Come si puliscono le tapparelle: consigli e soluzioni

come pulire le tapparelle

La pulizia delle tapparelle è un’operazione che non si esegue tutti i giorni. Tuttavia è molto importante effettuarla con una certa regolarità in per preservarle in buono stato. Infatti, con il passare del tempo, polvere, polline e altri residui si depositano sulle nostre avvolgibili, rendendo necessario un intervento. Niente paura però, compiere questa operazione almeno due volte all’anno sarà sufficiente.

L’operazione è molto semplice e richiede soltanto delle piccole accortezze. Seguendo le nostre indicazioni, potrai pulire le tue tapparelle con semplicità e senza rischiare di rovinarle.

Fare attenzione a materiale e posizione delle tapparelle

Prima di cominciare a pulire le nostre tapparelle, dovremo prestare attenzione a due fattori importanti. Riconoscere di quale materiale sono fatte e vedere dove sono posizionate. Sarà importante capire se le nostre avvolgibili sono in legno, plastica, alluminio o PVC, per evitare di utilizzare prodotti sbagliati. In questo modo non rischieremo di danneggiarle.

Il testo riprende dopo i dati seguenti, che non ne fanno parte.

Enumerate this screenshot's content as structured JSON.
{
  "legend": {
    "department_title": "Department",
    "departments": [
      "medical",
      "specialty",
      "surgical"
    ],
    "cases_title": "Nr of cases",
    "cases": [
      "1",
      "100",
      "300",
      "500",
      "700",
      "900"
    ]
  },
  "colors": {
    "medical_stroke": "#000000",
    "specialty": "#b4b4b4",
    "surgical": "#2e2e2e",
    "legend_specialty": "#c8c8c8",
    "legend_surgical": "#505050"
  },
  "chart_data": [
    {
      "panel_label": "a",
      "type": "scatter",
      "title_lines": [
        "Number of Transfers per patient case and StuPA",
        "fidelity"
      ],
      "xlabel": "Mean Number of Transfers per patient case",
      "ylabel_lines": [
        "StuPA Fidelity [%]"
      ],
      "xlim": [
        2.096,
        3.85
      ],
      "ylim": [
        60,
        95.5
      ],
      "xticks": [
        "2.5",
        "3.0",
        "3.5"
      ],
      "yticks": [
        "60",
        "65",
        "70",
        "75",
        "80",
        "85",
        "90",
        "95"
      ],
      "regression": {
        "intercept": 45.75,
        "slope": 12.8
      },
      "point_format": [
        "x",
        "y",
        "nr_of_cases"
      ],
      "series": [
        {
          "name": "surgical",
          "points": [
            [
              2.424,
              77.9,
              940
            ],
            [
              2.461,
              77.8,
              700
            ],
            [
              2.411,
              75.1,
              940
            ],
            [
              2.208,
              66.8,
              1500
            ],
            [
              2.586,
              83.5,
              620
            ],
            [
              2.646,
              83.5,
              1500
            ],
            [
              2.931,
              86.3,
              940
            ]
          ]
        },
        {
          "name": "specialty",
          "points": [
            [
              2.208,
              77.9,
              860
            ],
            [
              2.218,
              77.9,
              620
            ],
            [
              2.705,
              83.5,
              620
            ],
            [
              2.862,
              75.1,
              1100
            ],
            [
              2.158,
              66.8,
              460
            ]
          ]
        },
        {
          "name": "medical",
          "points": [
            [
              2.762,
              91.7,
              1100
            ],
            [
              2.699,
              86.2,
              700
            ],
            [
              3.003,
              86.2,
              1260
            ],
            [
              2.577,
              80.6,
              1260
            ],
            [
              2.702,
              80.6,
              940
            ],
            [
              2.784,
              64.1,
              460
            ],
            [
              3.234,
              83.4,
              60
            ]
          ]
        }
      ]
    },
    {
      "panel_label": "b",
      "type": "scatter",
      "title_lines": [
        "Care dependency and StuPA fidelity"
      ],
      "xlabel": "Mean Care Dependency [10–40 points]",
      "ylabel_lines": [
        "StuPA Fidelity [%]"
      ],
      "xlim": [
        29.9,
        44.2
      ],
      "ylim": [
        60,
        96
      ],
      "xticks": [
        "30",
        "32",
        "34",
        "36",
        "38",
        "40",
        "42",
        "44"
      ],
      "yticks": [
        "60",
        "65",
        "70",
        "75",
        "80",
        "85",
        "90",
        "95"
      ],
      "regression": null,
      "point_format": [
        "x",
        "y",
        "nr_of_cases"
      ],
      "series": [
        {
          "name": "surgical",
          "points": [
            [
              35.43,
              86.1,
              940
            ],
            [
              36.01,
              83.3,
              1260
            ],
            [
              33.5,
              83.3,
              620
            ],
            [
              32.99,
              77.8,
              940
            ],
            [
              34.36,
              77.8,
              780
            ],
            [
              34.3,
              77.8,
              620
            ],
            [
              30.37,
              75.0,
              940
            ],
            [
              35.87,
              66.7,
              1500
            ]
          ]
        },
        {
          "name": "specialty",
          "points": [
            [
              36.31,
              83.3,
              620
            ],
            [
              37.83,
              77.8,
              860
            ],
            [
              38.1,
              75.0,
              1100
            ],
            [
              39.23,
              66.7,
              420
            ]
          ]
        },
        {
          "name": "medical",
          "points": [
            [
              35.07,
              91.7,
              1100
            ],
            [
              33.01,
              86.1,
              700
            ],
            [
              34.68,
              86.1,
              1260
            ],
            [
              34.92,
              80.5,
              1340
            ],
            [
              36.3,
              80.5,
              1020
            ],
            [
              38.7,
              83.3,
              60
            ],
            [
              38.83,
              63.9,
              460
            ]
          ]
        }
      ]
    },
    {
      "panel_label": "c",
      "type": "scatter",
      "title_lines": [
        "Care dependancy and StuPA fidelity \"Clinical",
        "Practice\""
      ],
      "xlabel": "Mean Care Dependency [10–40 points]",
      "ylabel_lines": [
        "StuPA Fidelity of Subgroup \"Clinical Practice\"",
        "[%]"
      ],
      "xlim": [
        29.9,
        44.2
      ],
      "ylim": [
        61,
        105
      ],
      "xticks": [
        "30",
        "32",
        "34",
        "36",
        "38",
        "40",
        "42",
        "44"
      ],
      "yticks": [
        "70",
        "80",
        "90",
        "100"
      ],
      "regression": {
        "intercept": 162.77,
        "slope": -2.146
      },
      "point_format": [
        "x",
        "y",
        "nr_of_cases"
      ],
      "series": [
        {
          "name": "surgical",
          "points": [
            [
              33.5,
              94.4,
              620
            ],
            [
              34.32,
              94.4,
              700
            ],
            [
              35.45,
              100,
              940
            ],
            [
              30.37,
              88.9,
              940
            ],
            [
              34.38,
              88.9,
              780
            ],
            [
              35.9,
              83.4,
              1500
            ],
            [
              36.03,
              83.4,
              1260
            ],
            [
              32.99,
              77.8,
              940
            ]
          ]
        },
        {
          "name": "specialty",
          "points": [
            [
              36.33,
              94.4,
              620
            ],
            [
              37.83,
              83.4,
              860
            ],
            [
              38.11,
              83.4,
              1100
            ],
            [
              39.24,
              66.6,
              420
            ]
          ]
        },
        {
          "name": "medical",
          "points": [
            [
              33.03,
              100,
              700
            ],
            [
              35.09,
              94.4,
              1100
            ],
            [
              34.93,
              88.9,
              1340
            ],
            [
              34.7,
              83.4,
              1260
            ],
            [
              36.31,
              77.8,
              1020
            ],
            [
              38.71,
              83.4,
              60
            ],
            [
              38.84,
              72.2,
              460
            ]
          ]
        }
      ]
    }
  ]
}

Inoltre bisognerà inoltre vedere dove sono posizionate. Se si trovano nel nostro giardino, sul balcone, o comunque al pian terreno, sarà più semplice pulire il versante esterno. Su di esso si deposita infatti la maggior parte della sporcizia, a causa dello smog, e degli agenti naturali come pioggia e animali. Se invece abbiamo a che fare con le tapparelle di una finestra posizionata in alto, basterà procurarsi una scala e aprire il cassonetto. Si potrà procedere così alla pulizia direttamente dall’interno della casa.

Come pulire le tapparelle in plastica, alluminio o PVC

Il primo passo da fare per pulire le tapparelle, indipendentemente dal loro materiale, è rimuovere la polvere. Per farlo basterà spolverarle con uno straccio o pulirle con una scopa o con l’aspirapolvere. Il nostro consiglio per effettuare al meglio questa operazione è però quello di utilizzare un pennello. Potrebbe volerci più tempo, ma il risultato sarà migliore e la polvere sarà rimossa anche dalle fessure.

Dopo questo primo passaggio si potrà procedere a lavare le tapparelle. A seconda del materiale della tapparella (plastica, alluminio o pvc) potrai trovare sul mercato degli appositi prodotti. Ma potresti anche scegliere di utilizzare una semplice soluzione fai da te.

Basterà sciogliere nell’acqua calda del sapone di Marsiglia. Nel caso in cui si dovessero presentare delle macchie persistenti, si potrebbe poi aggiungere dell’aceto. Dopo aver lavato le tapparelle utilizzando uno straccio in microfibra, non resterà altro da fare che asciugarle con un panno.

Come pulire le tapparelle in legno

Il legno è il materiale a cui bisogna prestare maggiore attenzione, perché potrebbe danneggiarsi più facilmente. Anche in questo caso sarà importante spolverare le tapparelle come prima operazione. Il nostro consiglio a questo punto è quello di utilizzare un prodotto apposito per il legno.

Se invece si volesse fare ricorso alla soluzione home-made composta da acqua e sapone di Marsiglia, dovremo fare attenzione a due aspetti. Innanzitutto dovremo usare poco sapone. Dopo sarà bene fare una prova su una piccola porzione della tapparella per assicurarsi che non si rovini. Se agiamo con pazienza, anche questa soluzione sarà efficace per le nostre tapparelle in legno.

Altri metodi di pulizia: il vapore e il mocio

Per quanto riguarda le tapparelle in plastica, alluminio e PVC sarà anche possibile utilizzare il vapore. Se hai a disposizione una specifica spazzola a vapore con l’estremità a pistola, potrai utilizzarla per pulire le tue tapparelle molto semplicemente. Dovrai soltanto regolare il getto in modo tale che non sia troppo forte. Dopodiché basterà asciugare le avvolgibili con un panno.

Per questi materiali, specialmente nel caso della plastica, si potrebbe anche scegliere di utilizzare il mocio. Questa soluzione è consigliata se lo sporco sulle tapparelle è tanto e magari difficile da rimuovere. In questo caso sarà bene utilizzare un secchio d’acqua in cui diluire cinque cucchiai di aceto e poche gocce di detersivo per i piatti.